County Supervisor seats don’t turn over very often. Kuehl won the post in 2014, but opted not to seek a third and final term. Previously, the job was held by the political artist known as Zev Yaroslavsky, who was first elected in 1994, and would go on to serve five terms (there are now term limits, capping a run at 12 years). The occupant before Yaroslavsky was Ed Edelman, who also clocked 20 years on the job after being elected in 1974.
All this means the next person in the seat will be only the fourth supervisor in nearly 50 years.
In the Running
One interesting thing about the field is that, like the district itself, it looked drastically different a few months ago. L.A. City Controller Ron Galperin had entered the race and garnered significant attention, but he pulled out in January, and is now running for State Controller. Also dropping after the new lines were drawn was state Assemblyman Richard Bloom.
The person who has spent the most time in the race is Lindsay Horvath. A West Hollywood City Council member and former mayor of the small city, she has concentrated her candidacy on issues such as leading the county out of the COVID era, the environment and addressing homelessness. She has a battery of notable endorsements, including Kuehl, Mayor Eric Garcetti, Long Beach Mayor Robert Garcia, and organizations including the Stonewall Democratic Club.
State Sen. Henry Stern bounced into the race just after the new lines were drawn. An affable former environmental attorney, he has had his current job since 2016, and represents portions of the Valley as well as neighborhoods in the eastern part of Ventura County. His touchstones are reducing homelessness and climate change; he chairs the Senate’s Natural Resources & Water Committee and has authored legislation seeking to enhance wildfire preparedness.
The best-known figure in the race is another state senator, Bob Hertzberg, who has been a force in Valley politics for decades. He’s a onetime Assembly Speaker who finished third in a 2005 run for mayor of Los Angeles. He went on to work in the clean-energy field and won his current seat in 2014. He’s packing a plethora of prominent endorsements, including County Supervisor Kathryn Barger, state Treasurer Fiona Ma and dozens of labor unions.

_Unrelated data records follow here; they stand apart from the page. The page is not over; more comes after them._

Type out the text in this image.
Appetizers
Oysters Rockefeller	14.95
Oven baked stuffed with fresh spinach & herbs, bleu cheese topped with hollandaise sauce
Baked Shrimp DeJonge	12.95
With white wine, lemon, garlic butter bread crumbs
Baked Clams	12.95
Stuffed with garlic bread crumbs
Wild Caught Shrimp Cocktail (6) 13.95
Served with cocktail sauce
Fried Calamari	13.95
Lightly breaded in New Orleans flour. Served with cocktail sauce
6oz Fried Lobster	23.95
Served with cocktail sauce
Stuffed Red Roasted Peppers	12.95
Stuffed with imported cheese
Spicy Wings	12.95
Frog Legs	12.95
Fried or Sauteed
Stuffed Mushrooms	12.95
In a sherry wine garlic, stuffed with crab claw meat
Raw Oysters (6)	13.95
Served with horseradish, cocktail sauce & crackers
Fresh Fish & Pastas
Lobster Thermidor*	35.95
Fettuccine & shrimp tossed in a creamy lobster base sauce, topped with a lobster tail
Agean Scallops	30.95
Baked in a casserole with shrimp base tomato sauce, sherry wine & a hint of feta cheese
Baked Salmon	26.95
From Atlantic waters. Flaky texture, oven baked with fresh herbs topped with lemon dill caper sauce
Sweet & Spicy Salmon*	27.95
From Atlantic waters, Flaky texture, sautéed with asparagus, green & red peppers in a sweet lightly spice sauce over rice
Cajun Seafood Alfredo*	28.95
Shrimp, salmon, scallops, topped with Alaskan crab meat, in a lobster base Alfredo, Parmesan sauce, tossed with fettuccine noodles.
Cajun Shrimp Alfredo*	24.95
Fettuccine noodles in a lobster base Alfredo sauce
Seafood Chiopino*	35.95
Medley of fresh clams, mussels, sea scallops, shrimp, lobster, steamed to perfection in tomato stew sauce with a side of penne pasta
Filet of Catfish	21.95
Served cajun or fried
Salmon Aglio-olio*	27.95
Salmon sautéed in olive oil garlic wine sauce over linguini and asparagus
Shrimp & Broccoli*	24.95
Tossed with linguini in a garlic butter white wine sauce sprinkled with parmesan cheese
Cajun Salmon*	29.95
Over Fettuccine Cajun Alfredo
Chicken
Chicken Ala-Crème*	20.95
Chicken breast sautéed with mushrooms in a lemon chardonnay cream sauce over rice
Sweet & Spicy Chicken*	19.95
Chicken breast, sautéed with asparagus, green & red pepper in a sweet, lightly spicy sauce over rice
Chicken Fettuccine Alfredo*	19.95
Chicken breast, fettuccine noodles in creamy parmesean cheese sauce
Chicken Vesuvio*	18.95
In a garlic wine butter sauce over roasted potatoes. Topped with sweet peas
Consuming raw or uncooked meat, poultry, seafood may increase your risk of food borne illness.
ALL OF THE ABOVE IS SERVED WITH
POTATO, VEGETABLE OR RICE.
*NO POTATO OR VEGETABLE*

Others who have filed papers to run are Jeffi Girgenti, Roxanne Hoge and Craig Brill. While the unexpected can happen, none are expected to have the resources to compete with the better-known names.
How They Look
The good news for voters is that none of the three principal candidates is a dud. A March 24 online forum hosted by the Los Angeles League of Conservation Voters revealed each to be thoughtful, familiar with the territory, and able to offer big-picture ideas as well as ones that can improve residents’ daily lives. Hertzberg has more experience than Horvath and Stern, but that’s because the dude has been in politics a lot longer.
Hertzberg talked up the importance of programs that get people into home ownership, and detailed the need to create more green jobs as the economy changes. Stern lashed out at the “perverse cycle” of continuing to build housing deeper into wildfire zones, and touted the need to swap out high-polluting vehicles for those with fewer emissions. Horvath talked up an inclusionary zoning policy in West Hollywood and said one should be implemented throughout the county, and mentioned how tools such as kelp forests and seawalls can help with coastline preservation.
With election day landing June 7, each of the three main candidates—all Democrats—will be seeking to establish a base and build blocs. Much of the attention will be focused on the voter-rich Valley, and residents there can expect to see a small forest’s worth of trees turned into mailers. If polls put Hertzberg as the frontrunner, expect attacks to be directed his way.
The magic number is 50.01. If anyone gets that percentage of the vote, then they are supervisor-elect. If no one achieves a majority, the top two finishers will meet again in a November runoff, which would mean five more months of campaigning.